Gravy isn’t just a way to cover up a less-than-moist turkey (it happens to the best of us), or to use as the hot lava in a mashed potato volcano (you’re never too old for this). A good gravy makes sure one of the best tasting things that’s been created in your kitchen doesn’t end up getting poured down the drain: pan drippings! As your turkey roasts, it slowly renders fat and releases natural juices, which end up creating exceptionally flavorful brown bits as they concentrate and caramelize in the bottom of a scorchingly hot roasting pan. Not taking full advantage of them with be a crime against turkey. And, since the turkey needs to rest for well over half an hour before it’s ready to carve, you’ve got plenty of time to make a gravy so good, you may be tempted to skip the bird all together and enjoy gravy by the spoonful for dinner.
First Things First, The Turkey Stock
To make gravy, you’ll need some turkey stock. Some people make their own using turkey necks, wing tips, gizzards and whatever else. If you can do that, more power to you! There’s a lot going on while making Thanksgiving dinner, and space on the stovetop is at a premium, so if you can manage to do make your own stock you’re already a champion. If you can’t, though, it’s not a problem: store bought turkey or chicken stock is more than fine. There’s two “hacks” you can try if you’re happy with the plain stock out of the box.
The Slow Cooker/Instant Pot Method
First hack: use a small slow cooker or pressure cooker to make your own stock without sacrificing stovetop space. Add your turkey pieces, vegetable scraps gathered from cooking (onion and garlic skins, carrot peels, celery tops, stems from herbs), and enough water to cover it all by about 4 inches. If using a slow cooker, set it on low for at least six hours.

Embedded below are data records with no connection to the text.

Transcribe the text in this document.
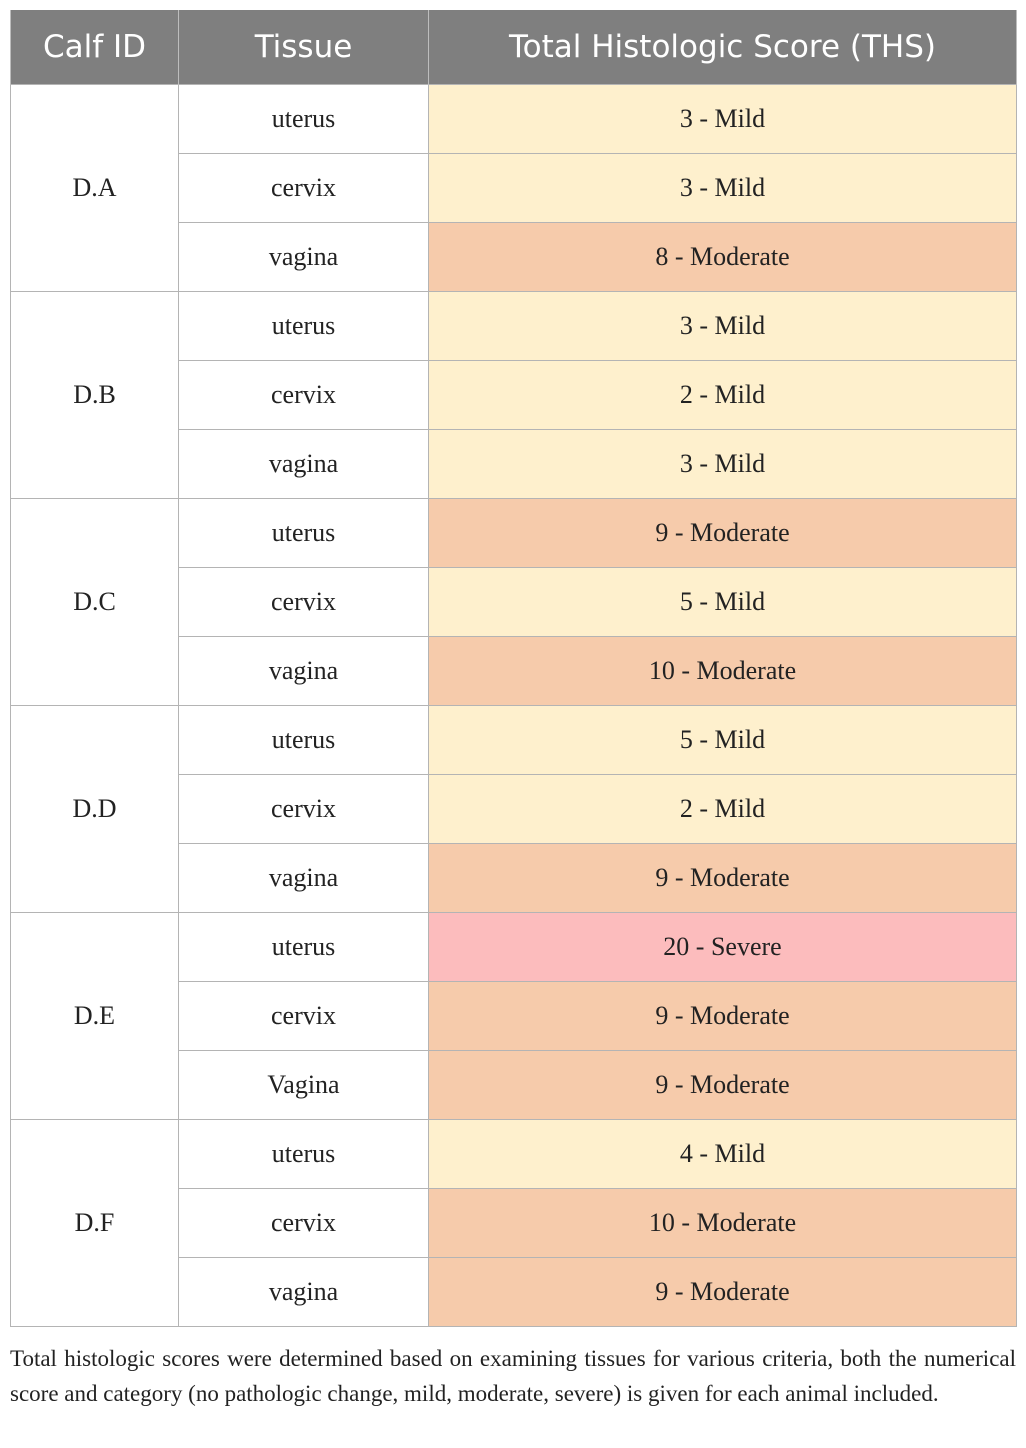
Calf ID	Tissue	Total Histologic Score (THS)
D.A	uterus	3 - Mild
	cervix	3 - Mild
	vagina	8 - Moderate
D.B	uterus	3 - Mild
	cervix	2 - Mild
	vagina	3 - Mild
D.C	uterus	9 - Moderate
	cervix	5 - Mild
	vagina	10 - Moderate
D.D	uterus	5 - Mild
	cervix	2 - Mild
	vagina	9 - Moderate
D.E	uterus	20 - Severe
	cervix	9 - Moderate
	Vagina	9 - Moderate
D.F	uterus	4 - Mild
	cervix	10 - Moderate
	vagina	9 - Moderate
Total histologic scores were determined based on examining tissues for various criteria, both the numerical score and category (no pathologic change, mild, moderate, severe) is given for each animal included.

Set it up right before bed the night before Thanksgiving, so in the morning you’ll have a hot pot of stock, as well as a house that smells simply amazing.
For an Instant Pot or pressure cooker, cook on high pressure for 45 minutes, then allow it to naturally release for at least 15 minutes before venting, or let it naturally release completely if you’d rather just ignore the pot completely. Drain your stock, discard the solids, and allow to cool until the fat rises to the top, which you’ll skim and discard.
The Stovetop Method
The second stock hack is great if you don’t have any special equipment and need to use your stove, or if you simply do not have the time to make your own turkey stock: put store bought stock into a large saucepan with the turkey neck and some vegetable scraps (same as above), then bring to a boil and drop down to a simmer for at least 15 minutes.

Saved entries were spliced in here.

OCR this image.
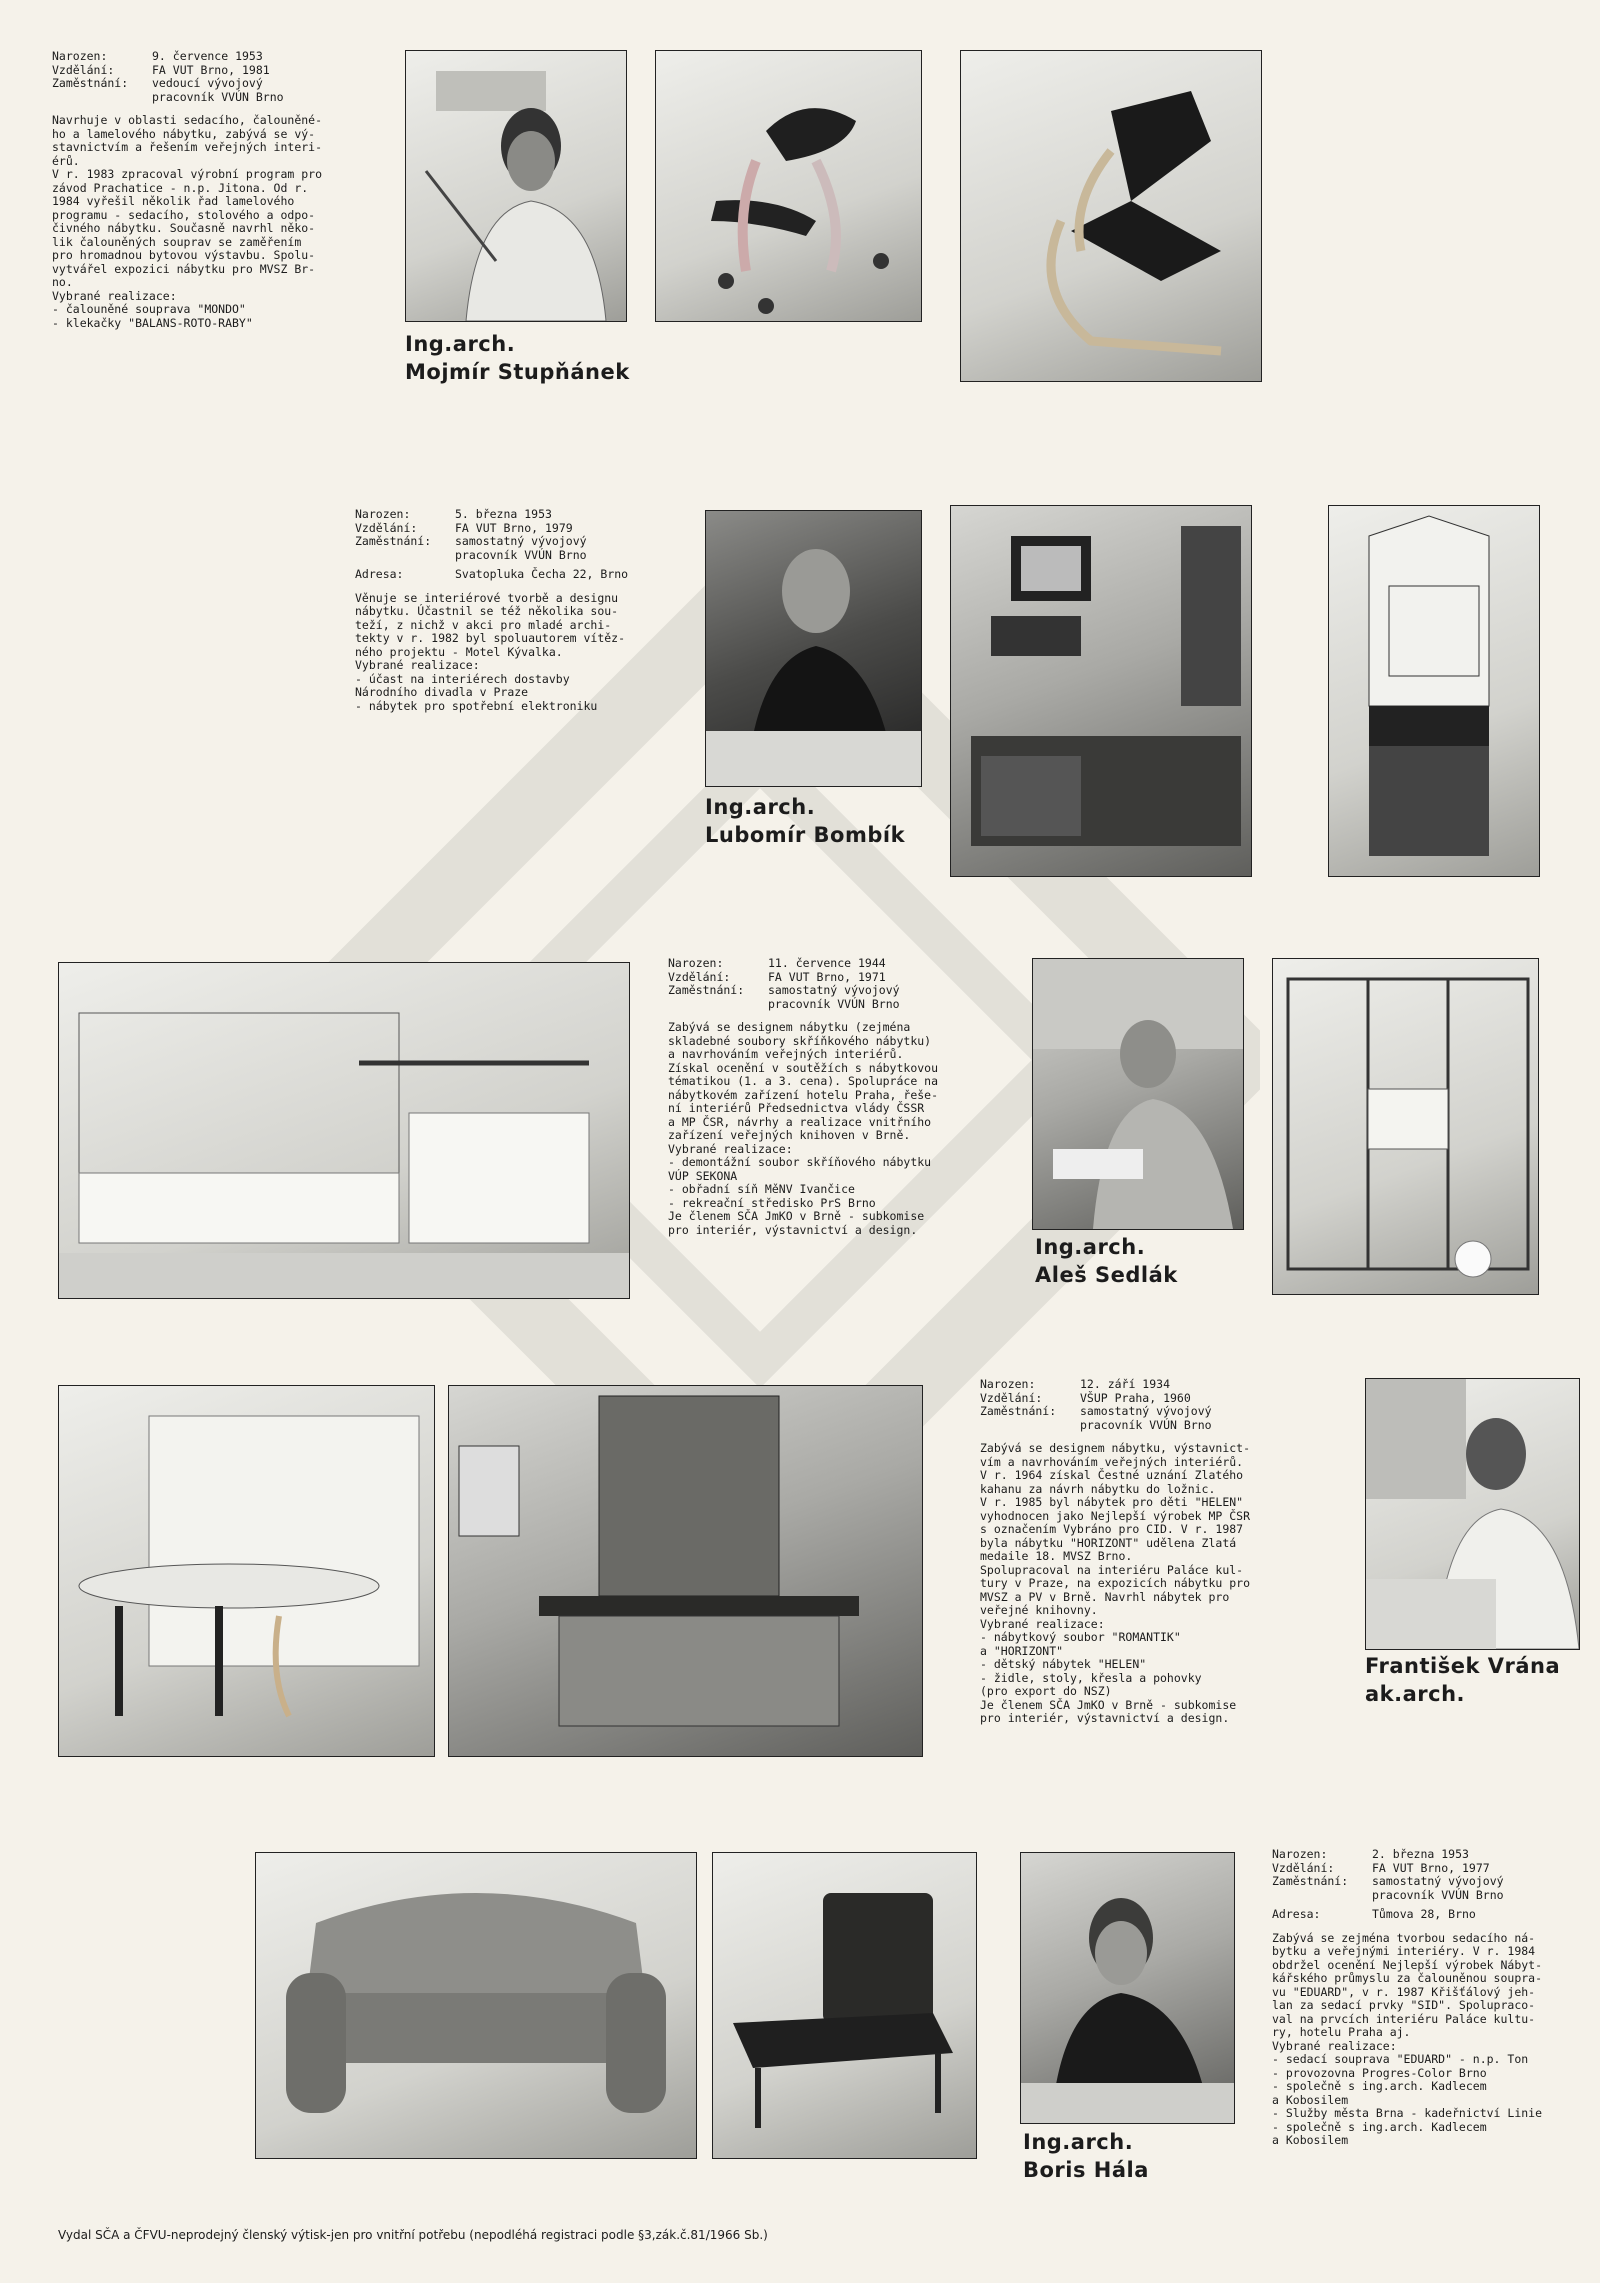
Narozen:	9. července 1953
Vzdělání:	FA VUT Brno, 1981
Zaměstnání:	vedoucí vývojový
pracovník VVÚN Brno
Navrhuje v oblasti sedacího, čalouněné-
ho a lamelového nábytku, zabývá se vý-
stavnictvím a řešením veřejných interi-
érů.
V r. 1983 zpracoval výrobní program pro
závod Prachatice - n.p. Jitona. Od r.
1984 vyřešil několik řad lamelového
programu - sedacího, stolového a odpo-
čivného nábytku. Současně navrhl něko-
lik čalouněných souprav se zaměřením
pro hromadnou bytovou výstavbu. Spolu-
vytvářel expozici nábytku pro MVSZ Br-
no.
Vybrané realizace:
- čalouněné souprava "MONDO"
- klekačky "BALANS-ROTO-RABY"
Ing.arch.
Mojmír Stupňánek
Narozen:	5. března 1953
Vzdělání:	FA VUT Brno, 1979
Zaměstnání:	samostatný vývojový
pracovník VVÚN Brno
Adresa:	Svatopluka Čecha 22, Brno
Věnuje se interiérové tvorbě a designu
nábytku. Účastnil se též několika sou-
teží, z nichž v akci pro mladé archi-
tekty v r. 1982 byl spoluautorem vítěz-
ného projektu - Motel Kývalka.
Vybrané realizace:
- účast na interiérech dostavby
Národního divadla v Praze
- nábytek pro spotřební elektroniku
Ing.arch.
Lubomír Bombík
Narozen:	11. července 1944
Vzdělání:	FA VUT Brno, 1971
Zaměstnání:	samostatný vývojový
pracovník VVÚN Brno
Zabývá se designem nábytku (zejména
skladebné soubory skříňkového nábytku)
a navrhováním veřejných interiérů.
Získal ocenění v soutěžích s nábytkovou
tématikou (1. a 3. cena). Spolupráce na
nábytkovém zařízení hotelu Praha, řeše-
ní interiérů Předsednictva vlády ČSSR
a MP ČSR, návrhy a realizace vnitřního
zařízení veřejných knihoven v Brně.
Vybrané realizace:
- demontážní soubor skříňového nábytku
VÚP SEKONA
- obřadní síň MěNV Ivančice
- rekreační středisko PrS Brno
Je členem SČA JmKO v Brně - subkomise
pro interiér, výstavnictví a design.
Ing.arch.
Aleš Sedlák
Narozen:	12. září 1934
Vzdělání:	VŠUP Praha, 1960
Zaměstnání:	samostatný vývojový
pracovník VVÚN Brno
Zabývá se designem nábytku, výstavnict-
vím a navrhováním veřejných interiérů.
V r. 1964 získal Čestné uznání Zlatého
kahanu za návrh nábytku do ložnic.
V r. 1985 byl nábytek pro děti "HELEN"
vyhodnocen jako Nejlepší výrobek MP ČSR
s označením Vybráno pro CID. V r. 1987
byla nábytku "HORIZONT" udělena Zlatá
medaile 18. MVSZ Brno.
Spolupracoval na interiéru Paláce kul-
tury v Praze, na expozicích nábytku pro
MVSZ a PV v Brně. Navrhl nábytek pro
veřejné knihovny.
Vybrané realizace:
- nábytkový soubor "ROMANTIK"
a "HORIZONT"
- dětský nábytek "HELEN"
- židle, stoly, křesla a pohovky
(pro export do NSZ)
Je členem SČA JmKO v Brně - subkomise
pro interiér, výstavnictví a design.
František Vrána
ak.arch.
Ing.arch.
Boris Hála
Narozen:	2. března 1953
Vzdělání:	FA VUT Brno, 1977
Zaměstnání:	samostatný vývojový
pracovník VVÚN Brno
Adresa:	Tůmova 28, Brno
Zabývá se zejména tvorbou sedacího ná-
bytku a veřejnými interiéry. V r. 1984
obdržel ocenění Nejlepší výrobek Nábyt-
kářského průmyslu za čalouněnou soupra-
vu "EDUARD", v r. 1987 Křišťálový jeh-
lan za sedací prvky "SID". Spolupraco-
val na prvcích interiéru Paláce kultu-
ry, hotelu Praha aj.
Vybrané realizace:
- sedací souprava "EDUARD" - n.p. Ton
- provozovna Progres-Color Brno
- společně s ing.arch. Kadlecem
a Kobosilem
- Služby města Brna - kadeřnictví Linie
- společně s ing.arch. Kadlecem
a Kobosilem
Vydal SČA a ČFVU-neprodejný členský výtisk-jen pro vnitřní potřebu (nepodléhá registraci podle §3,zák.č.81/1966 Sb.)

This is an especially great method to use if you’ve pulled the turkey out of the oven and realize that, in the madness of making dinner, you’ve completely forgotten to make turkey stock.

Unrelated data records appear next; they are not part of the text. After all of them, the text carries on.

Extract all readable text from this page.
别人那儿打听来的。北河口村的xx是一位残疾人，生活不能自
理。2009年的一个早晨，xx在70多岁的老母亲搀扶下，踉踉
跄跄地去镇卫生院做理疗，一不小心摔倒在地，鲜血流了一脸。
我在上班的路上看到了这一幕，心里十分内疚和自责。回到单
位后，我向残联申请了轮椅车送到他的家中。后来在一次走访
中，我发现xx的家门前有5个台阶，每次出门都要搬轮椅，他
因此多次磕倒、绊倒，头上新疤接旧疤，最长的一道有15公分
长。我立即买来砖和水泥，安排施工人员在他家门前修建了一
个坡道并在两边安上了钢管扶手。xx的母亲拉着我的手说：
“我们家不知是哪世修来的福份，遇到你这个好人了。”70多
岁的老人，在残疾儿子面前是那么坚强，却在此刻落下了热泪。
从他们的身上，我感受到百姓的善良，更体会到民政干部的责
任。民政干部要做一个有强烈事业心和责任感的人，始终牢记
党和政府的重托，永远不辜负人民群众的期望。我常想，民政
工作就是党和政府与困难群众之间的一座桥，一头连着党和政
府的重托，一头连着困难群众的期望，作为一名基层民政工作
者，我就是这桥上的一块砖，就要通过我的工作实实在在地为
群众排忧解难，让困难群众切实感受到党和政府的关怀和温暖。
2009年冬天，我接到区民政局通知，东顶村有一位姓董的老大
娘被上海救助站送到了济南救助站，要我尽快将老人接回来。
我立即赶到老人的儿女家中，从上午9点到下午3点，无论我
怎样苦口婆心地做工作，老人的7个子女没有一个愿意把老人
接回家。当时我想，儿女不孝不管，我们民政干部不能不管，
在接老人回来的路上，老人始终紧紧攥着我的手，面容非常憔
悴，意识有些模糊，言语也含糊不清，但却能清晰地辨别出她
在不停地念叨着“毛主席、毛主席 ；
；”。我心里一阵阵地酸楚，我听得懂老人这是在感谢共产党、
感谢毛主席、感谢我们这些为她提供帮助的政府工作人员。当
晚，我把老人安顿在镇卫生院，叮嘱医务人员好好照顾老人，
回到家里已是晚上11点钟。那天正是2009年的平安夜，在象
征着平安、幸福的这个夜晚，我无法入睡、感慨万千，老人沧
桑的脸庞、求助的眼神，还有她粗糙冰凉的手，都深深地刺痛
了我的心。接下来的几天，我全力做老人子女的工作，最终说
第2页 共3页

You can make this enriched stock and make homemade gravy in less time than it takes to properly rest a roasted turkey, so no matter what your timing or prepping situation is, you can relax and know that you’ll have a delicious gravy ready to go when it’s time to eat.
Gather Your Ingredients
Now that you’ve got your stock and turkey drippings, you’ll also need a bit of flour, a few pats of butter (or non-dairy butter substitute), and, if you’d like, a bit of white wine. You can also add some fresh herbs at the end if you’d like, but truthfully, if you’ve got flavorful stock, rich pan drippings, and caramelized, unburnt bits stuck to the bottom of your roasting pan, you’re going to have a beautifully flavored turkey gravy that doesn’t need any additional flavorings. The addition of fresh herbs is entirely up to you.
Refrigerate The Drippings
Pour all the drippings from the pan into a liquid measuring cup or gravy separator. Place on a flat surface in the freezer or refrigerator while you begin making the gravy, which will hasten the separation of fat from the drippings.
Heat The Stock
Heat up ½ cup of stock or white wine in either a saucepan or the microwave until steamy, then pour into the hot roasting pan and use a wooden spoon or spatula to scrape up all the brown bits (“fond,” in kitchen speak) stuck to the bottom.
If the pan is a bit too cold to get all the fond off of it, pop it back into a hot oven for a few minutes to heat up, or put it over two stove burners over medium-low heat while scraping.
Pour the liquid off into a mug or small bowl and set aside.
Mix Drippings and Stock
Take out the measuring cup full of pan drippings — the fat should have risen to to the top. Use a a spoon to skim off all the fat into a small bowl. Determine how many cups of gravy you’d like to make, then mix together all the turkey drippings and enough turkey stock to reach that amount.
Make a Roux
Put a large saucepan over medium-high heat. For every cup of gravy you’d like to make, add one tablespoon of turkey fat, and one tablespoon of all-purpose flour (if you run out of turkey fat, use butter or cooking oil). Cook for one minute, while stirring, to make a thick roux.
Add in Turkey Drippings
Whisk in ½ cup of the turkey drippings stock to loosen the roux. When it thickens, add another ½ cup. Repeat this process, adding 1 cup of stock at a time, until you’ve added all your stock. Turn heat up to high, bring to a bare simmer, then reduce heat to low.
Don't Forget the Butter
While whisking, add one ½ tablespoon-sized piece of butter for every cup of gravy you’ve made. Taste for seasonings, adding salt, pepper and herbs as desired. Serve immediately.